La legittimazione processuale passiva dell’amministratore di condominio

L’amministratore di condominio ha una legittimazione processuale passiva che non incontra limiti e sussiste in relazione alle diverse azioni, anche reale o possessoria, promossa da terzi o da un singolo condomino in ordine alla parti comuni dell’edificio.
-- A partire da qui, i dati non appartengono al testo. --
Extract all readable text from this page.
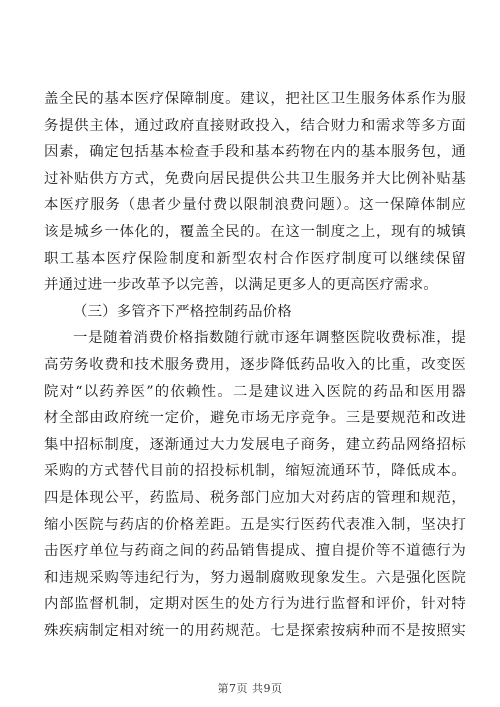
盖全民的基本医疗保障制度。建议，把社区卫生服务体系作为服
务提供主体，通过政府直接财政投入，结合财力和需求等多方面
因素，确定包括基本检查手段和基本药物在内的基本服务包，通
过补贴供方方式，免费向居民提供公共卫生服务并大比例补贴基
本医疗服务（患者少量付费以限制浪费问题）。这一保障体制应
该是城乡一体化的，覆盖全民的。在这一制度之上，现有的城镇
职工基本医疗保险制度和新型农村合作医疗制度可以继续保留
并通过进一步改革予以完善，以满足更多人的更高医疗需求。
（三）多管齐下严格控制药品价格
一是随着消费价格指数随行就市逐年调整医院收费标准，提
高劳务收费和技术服务费用，逐步降低药品收入的比重，改变医
院对“以药养医”的依赖性。二是建议进入医院的药品和医用器
材全部由政府统一定价，避免市场无序竞争。三是要规范和改进
集中招标制度，逐渐通过大力发展电子商务，建立药品网络招标
采购的方式替代目前的招投标机制，缩短流通环节，降低成本。
四是体现公平，药监局、税务部门应加大对药店的管理和规范，
缩小医院与药店的价格差距。五是实行医药代表准入制，坚决打
击医疗单位与药商之间的药品销售提成、擅自提价等不道德行为
和违规采购等违纪行为，努力遏制腐败现象发生。六是强化医院
内部监督机制，定期对医生的处方行为进行监督和评价，针对特
殊疾病制定相对统一的用药规范。七是探索按病种而不是按照实
第7页 共9页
Lo ha ribadito la Corte di Cassazione con l’ordinanza n. 22911/18 depositata il 26 settembre. La vicenda. I comproprietari di uno stabile, e del cortile facente parte dello stesso, citavano in giudizio il condominio del confinante edificio, la cui facciata insisteva su uno dei lati perimetrali del cortile. Gli attori chiedevano al Tribunale di Milano di accertare la costituzione di una mera servitù di passaggio pedonale, con condanna del condominio convenuto alla rimozione dei bidoni dell’immondizia ed altri rifiuti posizionati nel cortile di loro proprietà. Il Tribunale rigettava la domanda affermando il difetto di legittimazione passiva del condominio convenuto. La Corte d’Appello confermava la sentenza. La questione giunge dunque dinanzi alla Corte di legittimità. Legittimazione processuale. Il Collegio richiamo l’insegnamento della giurisprudenza secondo cui, in tema di controversie condominiali, la legittimazione passiva dell’amministratore del condominio non incontra alcun limite e sussiste anche in relazione all’impugnazione eventualmente necessaria, nonché in ogni azione anche reale o possessoria promossa da terzi o da un singolo condomino in ordine alla parti comuni dell’edificio, tra cui rientrano anche quelle esterne purché adibite all’uso comune di tutti i condomini Cass. n. 9206/05 . La giurisprudenza ha poi chiarito che la legittimazione passiva dell’amministratore sussiste anche in tema di azione negatorie e confessorie di servitù e anche nel caso in cui sia domandata la rimozione di opere comuni o ostacoli che impediscano o turbino l’esercizio della servitù medesima. In conclusione la Corte di Cassazione accoglie il ricorso e cassa la sentenza impugnata con rinvio.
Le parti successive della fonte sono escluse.